Djokovic facing fresh Grand Slam blow
After his deportation from Australia, Novak Djokovic could be forced to miss another Grand Slam after French Sports Minister Roxana Maracineanu signaled a vaccination pass will be mandatory for international athletes.
World number one Djokovic was deprived of the chance to defend his title in Melbourne after a federal court backed the decision by Immigration Minister Alex Hawke to cancel the unvaccinated tennis star’s visa.
Djokovic is due to arrive back in Serbia on Monday, but could now find himself barred from the second Grand Slam of the season after the French National Assembly approved the introduction of a controversial new vaccine pass which will exclude anyone who is not fully jabbed from restaurants, sports arenas and other venues.
The legislation is set to come into force in the coming days, and was backed by Sports Minister Maracineanu.
“The vaccination pass has been adopted.
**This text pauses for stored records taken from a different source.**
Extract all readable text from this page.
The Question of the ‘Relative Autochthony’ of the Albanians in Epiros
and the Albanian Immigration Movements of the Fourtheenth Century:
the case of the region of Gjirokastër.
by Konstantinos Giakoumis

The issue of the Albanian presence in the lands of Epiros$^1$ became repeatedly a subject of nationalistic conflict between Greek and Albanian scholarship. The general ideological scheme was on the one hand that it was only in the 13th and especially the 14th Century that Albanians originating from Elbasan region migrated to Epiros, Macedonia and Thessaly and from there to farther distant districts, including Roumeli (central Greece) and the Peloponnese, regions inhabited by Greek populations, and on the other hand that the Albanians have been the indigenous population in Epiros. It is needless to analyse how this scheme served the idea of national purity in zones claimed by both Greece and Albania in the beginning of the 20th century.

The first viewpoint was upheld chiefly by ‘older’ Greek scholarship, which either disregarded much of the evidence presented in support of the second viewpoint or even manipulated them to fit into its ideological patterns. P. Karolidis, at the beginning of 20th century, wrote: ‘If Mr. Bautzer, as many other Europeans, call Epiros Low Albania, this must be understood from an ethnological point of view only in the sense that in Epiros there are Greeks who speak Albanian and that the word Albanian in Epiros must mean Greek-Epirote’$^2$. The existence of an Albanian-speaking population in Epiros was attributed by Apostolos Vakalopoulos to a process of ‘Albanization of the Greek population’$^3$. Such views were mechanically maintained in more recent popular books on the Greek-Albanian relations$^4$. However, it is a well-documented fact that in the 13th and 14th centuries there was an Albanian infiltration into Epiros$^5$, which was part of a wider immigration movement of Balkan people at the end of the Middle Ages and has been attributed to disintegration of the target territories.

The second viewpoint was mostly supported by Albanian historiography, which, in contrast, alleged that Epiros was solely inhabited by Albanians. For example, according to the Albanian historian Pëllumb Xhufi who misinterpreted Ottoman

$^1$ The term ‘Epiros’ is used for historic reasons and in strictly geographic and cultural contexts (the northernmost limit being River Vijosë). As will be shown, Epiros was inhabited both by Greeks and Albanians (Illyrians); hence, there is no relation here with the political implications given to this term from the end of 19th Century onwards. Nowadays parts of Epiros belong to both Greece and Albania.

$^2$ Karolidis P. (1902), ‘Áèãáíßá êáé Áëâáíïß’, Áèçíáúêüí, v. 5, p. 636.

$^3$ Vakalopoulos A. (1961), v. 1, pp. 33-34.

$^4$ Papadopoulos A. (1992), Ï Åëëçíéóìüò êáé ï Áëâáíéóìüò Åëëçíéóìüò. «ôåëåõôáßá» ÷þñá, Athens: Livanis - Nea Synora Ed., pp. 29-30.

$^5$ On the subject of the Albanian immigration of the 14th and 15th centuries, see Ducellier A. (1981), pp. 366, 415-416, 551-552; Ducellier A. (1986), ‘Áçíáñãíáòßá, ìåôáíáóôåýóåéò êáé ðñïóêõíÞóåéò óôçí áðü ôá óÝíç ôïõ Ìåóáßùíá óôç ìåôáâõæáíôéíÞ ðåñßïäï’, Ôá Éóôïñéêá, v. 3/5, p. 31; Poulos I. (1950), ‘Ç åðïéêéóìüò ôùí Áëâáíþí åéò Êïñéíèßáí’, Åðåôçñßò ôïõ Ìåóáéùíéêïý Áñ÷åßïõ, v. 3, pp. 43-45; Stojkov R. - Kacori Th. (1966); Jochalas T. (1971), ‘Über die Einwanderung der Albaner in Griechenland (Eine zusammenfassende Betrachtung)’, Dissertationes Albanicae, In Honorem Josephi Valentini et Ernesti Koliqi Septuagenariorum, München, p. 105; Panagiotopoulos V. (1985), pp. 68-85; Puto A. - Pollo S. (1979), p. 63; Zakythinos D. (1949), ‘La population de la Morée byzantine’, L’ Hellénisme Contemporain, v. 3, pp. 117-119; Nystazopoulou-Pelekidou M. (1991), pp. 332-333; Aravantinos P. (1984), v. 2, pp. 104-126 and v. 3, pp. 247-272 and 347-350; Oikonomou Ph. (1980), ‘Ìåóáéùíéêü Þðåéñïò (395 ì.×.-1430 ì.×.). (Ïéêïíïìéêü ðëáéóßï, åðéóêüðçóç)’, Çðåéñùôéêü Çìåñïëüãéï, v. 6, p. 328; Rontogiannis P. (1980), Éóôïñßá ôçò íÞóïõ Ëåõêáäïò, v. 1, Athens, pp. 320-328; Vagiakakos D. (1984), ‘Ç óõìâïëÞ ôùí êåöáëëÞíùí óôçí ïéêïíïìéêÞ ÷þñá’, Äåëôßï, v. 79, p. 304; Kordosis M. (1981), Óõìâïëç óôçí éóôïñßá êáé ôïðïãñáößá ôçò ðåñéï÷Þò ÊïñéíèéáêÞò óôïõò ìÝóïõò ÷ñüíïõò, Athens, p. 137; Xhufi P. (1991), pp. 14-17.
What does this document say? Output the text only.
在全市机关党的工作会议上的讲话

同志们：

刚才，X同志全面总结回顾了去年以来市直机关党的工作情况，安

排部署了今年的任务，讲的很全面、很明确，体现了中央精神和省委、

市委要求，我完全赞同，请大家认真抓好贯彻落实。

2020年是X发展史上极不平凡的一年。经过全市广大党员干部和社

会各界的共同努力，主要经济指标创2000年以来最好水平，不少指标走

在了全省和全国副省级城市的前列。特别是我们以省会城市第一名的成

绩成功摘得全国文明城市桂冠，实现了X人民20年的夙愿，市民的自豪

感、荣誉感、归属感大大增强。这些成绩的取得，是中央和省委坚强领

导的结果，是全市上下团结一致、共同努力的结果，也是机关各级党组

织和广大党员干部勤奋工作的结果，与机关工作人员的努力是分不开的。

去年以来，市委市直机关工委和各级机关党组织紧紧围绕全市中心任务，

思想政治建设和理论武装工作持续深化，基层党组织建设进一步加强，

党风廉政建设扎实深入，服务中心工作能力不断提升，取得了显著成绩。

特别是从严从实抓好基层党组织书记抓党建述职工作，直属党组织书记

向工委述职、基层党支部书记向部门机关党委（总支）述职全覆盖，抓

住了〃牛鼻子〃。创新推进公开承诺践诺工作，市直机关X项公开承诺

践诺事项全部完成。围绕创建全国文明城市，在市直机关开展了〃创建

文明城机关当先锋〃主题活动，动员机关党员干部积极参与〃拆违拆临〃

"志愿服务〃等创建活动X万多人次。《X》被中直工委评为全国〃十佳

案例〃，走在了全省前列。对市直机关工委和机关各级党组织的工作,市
As soon as the law is promulgated, it will become mandatory to enter public buildings already subject to the health pass (stadium, theater or lounge) for all spectators, practitioners, French or foreign professionals,” she tweeted.
“Thank you to the sports movement for the work of conviction with the last rare unvaccinated. We will work together to preserve the competitions and to be the ambassadors of these measures at the international level.”
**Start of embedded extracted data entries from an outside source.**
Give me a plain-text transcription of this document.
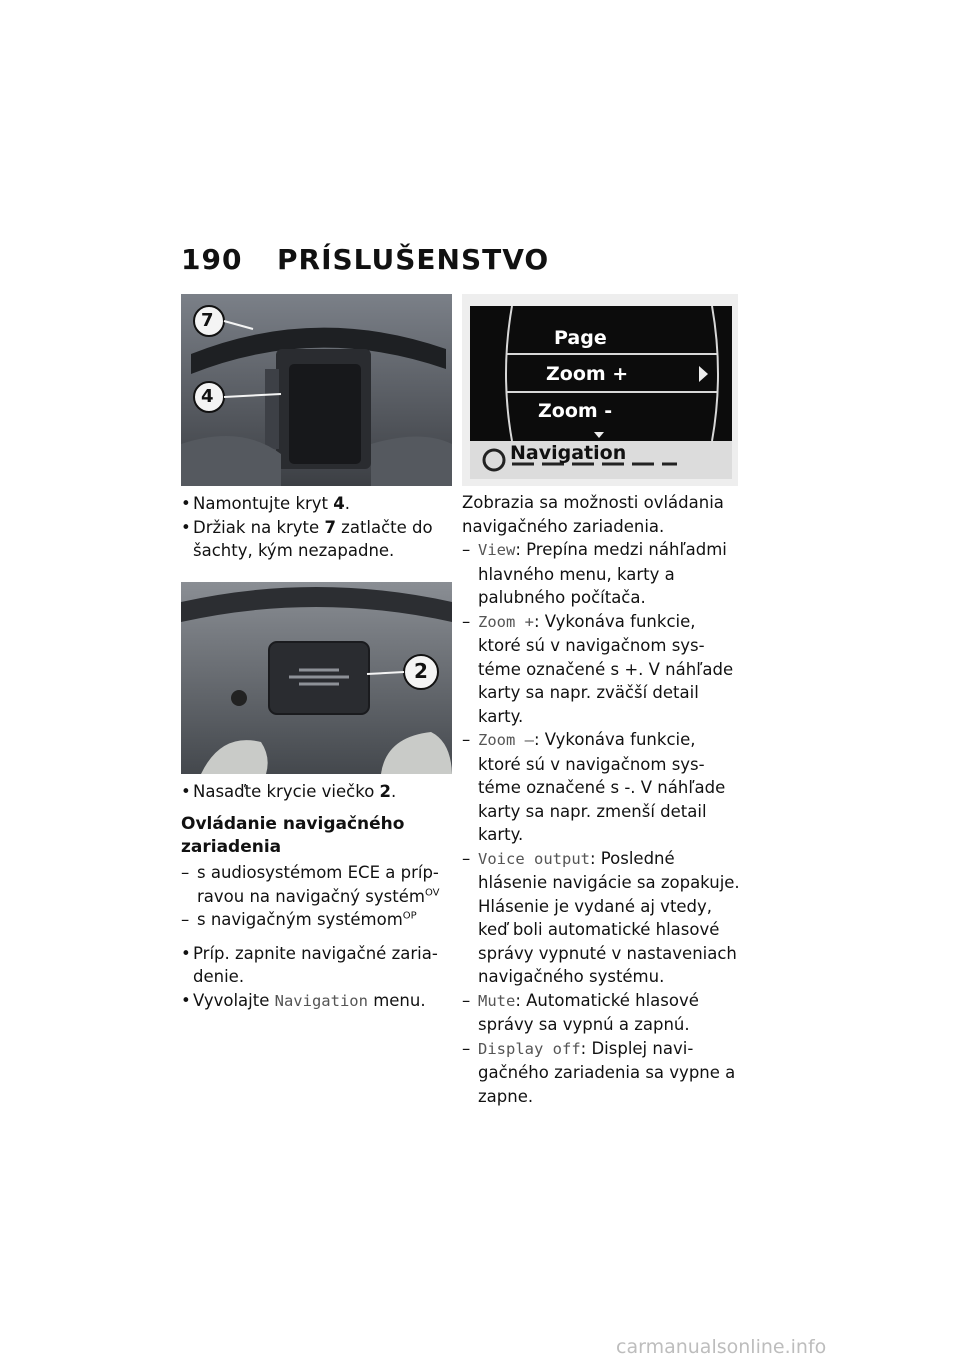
190 PRÍSLUŠENSTVO
7
4
• Namontujte kryt 4.
• Držiak na kryte 7 zatlačte do šachty, kým nezapadne.
2
• Nasaďte krycie viečko 2.
Ovládanie navigačného zariadenia
– s audiosystémom ECE a prípravou na navigačný systém$^{OV}$
– s navigačným systémom$^{OP}$
• Príp. zapnite navigačné zariadenie.
• Vyvolajte Navigation menu.
Page
Zoom +
Zoom -
Navigation
Zobrazia sa možnosti ovládania navigačného zariadenia.
– View: Prepína medzi náhľadmi hlavného menu, karty a palubného počítača.
– Zoom +: Vykonáva funkcie, ktoré sú v navigačnom systéme označené s +. V náhľade karty sa napr. zväčší detail karty.
– Zoom –: Vykonáva funkcie, ktoré sú v navigačnom systéme označené s -. V náhľade karty sa napr. zmenší detail karty.
– Voice output: Posledné hlásenie navigácie sa zopakuje. Hlásenie je vydané aj vtedy, keď boli automatické hlasové správy vypnuté v nastaveniach navigačného systému.
– Mute: Automatické hlasové správy sa vypnú a zapnú.
– Display off: Displej navigačného zariadenia sa vypne a zapne.
carmanualsonline.info
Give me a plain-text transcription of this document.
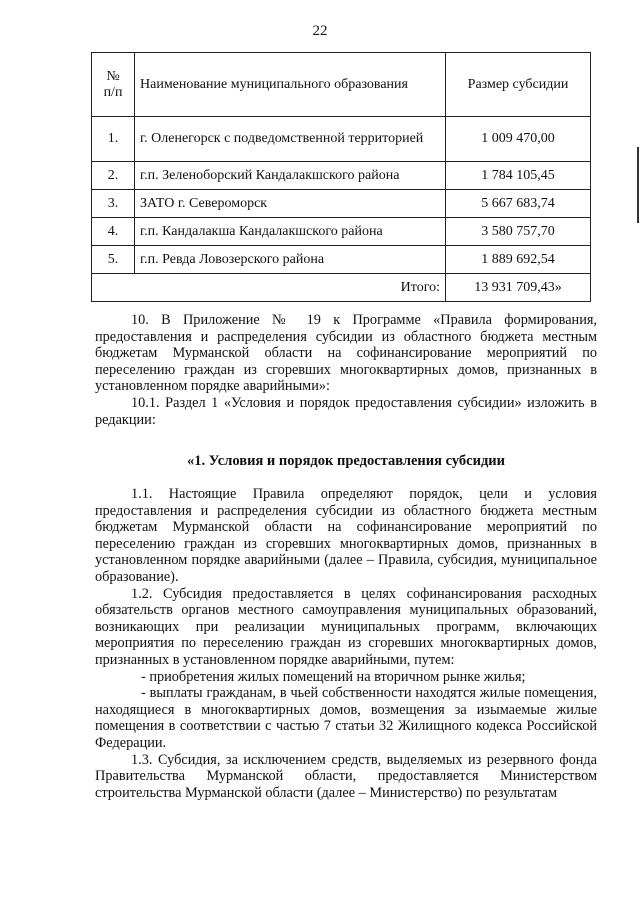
22
№
п/п	Наименование муниципального образования	Размер субсидии
1.	г. Оленегорск с подведомственной территорией	1 009 470,00
2.	г.п. Зеленоборский Кандалакшского района	1 784 105,45
3.	ЗАТО г. Североморск	5 667 683,74
4.	г.п. Кандалакша Кандалакшского района	3 580 757,70
5.	г.п. Ревда Ловозерского района	1 889 692,54
	Итого:	13 931 709,43»

10. В Приложение № 19 к Программе «Правила формирования, предоставления и распределения субсидии из областного бюджета местным бюджетам Мурманской области на софинансирование мероприятий по переселению граждан из сгоревших многоквартирных домов, признанных в установленном порядке аварийными»:

10.1. Раздел 1 «Условия и порядок предоставления субсидии» изложить в редакции:

«1. Условия и порядок предоставления субсидии

1.1. Настоящие Правила определяют порядок, цели и условия предоставления и распределения субсидии из областного бюджета местным бюджетам Мурманской области на софинансирование мероприятий по переселению граждан из сгоревших многоквартирных домов, признанных в установленном порядке аварийными (далее – Правила, субсидия, муниципальное образование).

1.2. Субсидия предоставляется в целях софинансирования расходных обязательств органов местного самоуправления муниципальных образований, возникающих при реализации муниципальных программ, включающих мероприятия по переселению граждан из сгоревших многоквартирных домов, признанных в установленном порядке аварийными, путем:

- приобретения жилых помещений на вторичном рынке жилья;

- выплаты гражданам, в чьей собственности находятся жилые помещения, находящиеся в многоквартирных домов, возмещения за изымаемые жилые помещения в соответствии с частью 7 статьи 32 Жилищного кодекса Российской Федерации.

1.3. Субсидия, за исключением средств, выделяемых из резервного фонда Правительства Мурманской области, предоставляется Министерством строительства Мурманской области (далее – Министерство) по результатам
In a follow-up statement on Monday, the French Sports Ministry said: “As far as Roland Garros is concerned, it’s in May.
“The situation may change between now and then and we hope that it will be more favorable. So we’ll see, but clearly there’s no exemption.”
Djokovic’s unvaccinated status was the key reason in his deportation from Australia, after the government argued his continued presence in the country could incite anti-vaccine sentiments.
The Serbian star had arrived in Australia with a medical exemption based on a previous recovery from Covid in December, although that was dismissed as insufficient by the federal authorities.
Sunday’s parliamentary vote in France means Sports Minister Maracineanu appears to have been forced to backtrack on previous comments which suggested Djokovic’s vaccination status would not be an issue for his participation at the French Open.
“He would not follow the same organizational arrangements as those who are vaccinated,” Maracineanu told the FranceInfo radio station earlier this month.
“But he will nonetheless be able to compete [at Roland Garros] because the protocols, the health bubble, allows it.”
That position now appears to be in doubt after the more stringent rules are due to be imposed.
Elsewhere, French President Emmanuel Macron vowed earlier this month to do everything he could to “piss off” the unvaccinated population.
By being deported from Melbourne, Djokovic was denied the chance to win a record 21st Grand Slam title overall, which would have moved him one ahead of great rivals Rafael Nadal and Roger Federer.
Nadal, 35, is among the competitors Down Under but is short on match practice after missing the end of last season with a chronic foot injury and then contracting Covid in December.
But should he remain fit and manage to find form, the Spaniard would be among the strong favorites to triumph on the clay courts of Roland-Garros – where he has already won a record 13 titles.
Nadal may have one less obstacle in his way this year if two-time French Open champion Djokovic – who won his second title in 2021 – is not afforded the opportunity to compete.